A mais severa seca dos últimos 50 anos causou perdas históricas à lavoura de milho dos Estados Unidos, nesta safra. A perda com a estiagem é calculada em 100 milhões de toneladas de grãos, ou um terço da produção. No Brasil, uma nova temporada de forte calor e falta de chuva no Rio Grande do Sul resultou na terceira quebra em cinco safras, com perdas nas culturas de soja e de trigo.

No Nordeste, a pior seca desde a década de 1970 desencadeou um novo ciclo de migração de agricultores, que não conseguem tirar o sustento da terra. É esse quadro, de produtores à mercê do clima, que tem estimulado os cientistas a desenvolver culturas transgênicas capazes de resistir a fenômenos climáticos que trazem incalculáveis prejuízos à agricultura. É o que acontece num canto arborizado de Brasília, a poucos metros do Lago Paranoá, onde um grupo de pesquisadores da Embrapa Recursos Genéticos e Biotecnologia (Cenargen) começa a colher os primeiros avanços com plantas mais capazes de sobreviver ao que chamam de “estresse climático”. Ou, simplesmente, à seca. Há cinco anos, o grupo pegou carona no projeto que mapeou o genoma do café, uma planta com grande resistência à escassez de chuvas. Com investimentos de US$ 2 milhões, os cientistas do projeto, que identificou e analisou mais de 30 mil genes, isolaram 29 sequências responsáveis pela tolerância da planta à falta de água. Desses genes, o que ofereceu os melhores resultados foi batizado de CAHB12, um gene que já foi introduzido em outras cinco das principais lavouras brasileiras: cana-de-açúcar, soja, arroz, trigo e algodão. Os primeiros resultados têm sido animadores. As plantas que receberam o novo código chegaram a sobreviver por 40 dias sem água, mais do que o dobro daquelas que não sofreram modificação genética. “O estresse hídrico é o principal motivo, além das pragas, de prejuízos à agricultura mundial”, diz Eduardo Romano, coordenador de projetos de transgenia e biossegurança da Embrapa. “Estamos trabalhando com culturas de grande importância para o agronegócio e para o pequeno produtor.”

 

Além de representar uma economia para o produtor, o cultivo de plantas com menor consumo de água também pode ser a solução para garantir a oferta de alimentos no futuro.
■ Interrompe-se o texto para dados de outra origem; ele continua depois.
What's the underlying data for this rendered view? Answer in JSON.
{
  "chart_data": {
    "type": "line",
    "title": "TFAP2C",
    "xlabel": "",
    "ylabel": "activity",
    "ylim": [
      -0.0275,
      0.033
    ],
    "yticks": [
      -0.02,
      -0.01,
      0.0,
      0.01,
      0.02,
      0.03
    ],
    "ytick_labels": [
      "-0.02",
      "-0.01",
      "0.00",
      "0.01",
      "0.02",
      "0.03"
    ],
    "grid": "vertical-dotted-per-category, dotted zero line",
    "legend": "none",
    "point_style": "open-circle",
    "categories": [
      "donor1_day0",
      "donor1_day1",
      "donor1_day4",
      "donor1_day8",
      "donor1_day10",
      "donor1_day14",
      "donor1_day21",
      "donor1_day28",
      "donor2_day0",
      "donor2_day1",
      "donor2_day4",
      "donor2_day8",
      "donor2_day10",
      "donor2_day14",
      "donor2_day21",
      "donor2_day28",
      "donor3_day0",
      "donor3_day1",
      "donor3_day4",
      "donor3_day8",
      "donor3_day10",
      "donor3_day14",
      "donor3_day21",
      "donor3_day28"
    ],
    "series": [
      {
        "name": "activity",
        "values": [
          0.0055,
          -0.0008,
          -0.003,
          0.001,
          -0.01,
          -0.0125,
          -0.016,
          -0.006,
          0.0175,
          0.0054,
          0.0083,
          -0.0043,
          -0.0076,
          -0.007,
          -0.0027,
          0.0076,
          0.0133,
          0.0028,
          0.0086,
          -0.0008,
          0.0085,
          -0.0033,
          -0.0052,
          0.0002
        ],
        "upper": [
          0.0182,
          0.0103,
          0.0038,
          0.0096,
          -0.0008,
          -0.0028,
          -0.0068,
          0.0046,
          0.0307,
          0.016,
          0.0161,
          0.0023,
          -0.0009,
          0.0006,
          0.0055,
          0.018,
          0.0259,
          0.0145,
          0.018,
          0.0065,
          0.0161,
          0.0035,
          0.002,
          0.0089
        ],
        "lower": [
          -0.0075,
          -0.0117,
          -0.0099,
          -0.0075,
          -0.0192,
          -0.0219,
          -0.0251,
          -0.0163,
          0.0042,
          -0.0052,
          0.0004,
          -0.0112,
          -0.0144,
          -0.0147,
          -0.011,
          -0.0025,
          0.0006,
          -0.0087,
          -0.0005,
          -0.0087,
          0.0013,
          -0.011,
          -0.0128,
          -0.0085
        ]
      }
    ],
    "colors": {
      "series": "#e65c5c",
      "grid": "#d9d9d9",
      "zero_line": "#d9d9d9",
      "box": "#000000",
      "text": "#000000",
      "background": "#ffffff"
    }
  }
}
Uma projeção da Organização das Nações Unidas para a Agricultura e Alimentação (FAO) aponta que, até 2030, o mundo terá de ampliar em 49% a produção de soja. “Como 70% dos recursos hídricos já são usados pela agricultura, produzir alimentos com menos água será fundamental para ampliar a produção sem expandir a fronteira agrícola”, afirma Romano. De acordo com ele, no atual estágio da pesquisa sua equipe está cultivando na estufa do laboratório as primeirasplantas modificadas geneticamente. Os testes de campo devem começar no segundo semestre de 2013, quando os pesquisadores passarão a avaliar a resistência da florada a longas estiagens e a produtividade das cultivares. Outra vertente da pesquisa consiste no mapeamento genético de um cacto do Nordeste, conhecido como palma, utilizado para alimentar o gado na seca. A palma também poderá, no futuro, fornecer um gene resistente à chuva. Com resultados tão promissores, a Embrapa decidiu patentear o gene CAHB12.

A expectativa de Romano é de que as sementes das espécies transgênicas possam ser vendidas daqui a cinco anos, para que passem pela análise da Comissão Técnica Nacional de Biossegurança (CTNBio). Ou seja, as variedades terão de ser submetidas a testes para verificar se trazem riscos ao meio ambiente e à saúde humana. Se forem aprovadas, as novas variedades de cana-de-açúcar, arroz, soja, trigo e algodão poderão render royalties para a Embrapa. Ainda não há uma projeção das receitas que poderão ser geradas. “Tudo dependerá da economia de água que nossas sementes vão propiciar aos produtores”, diz.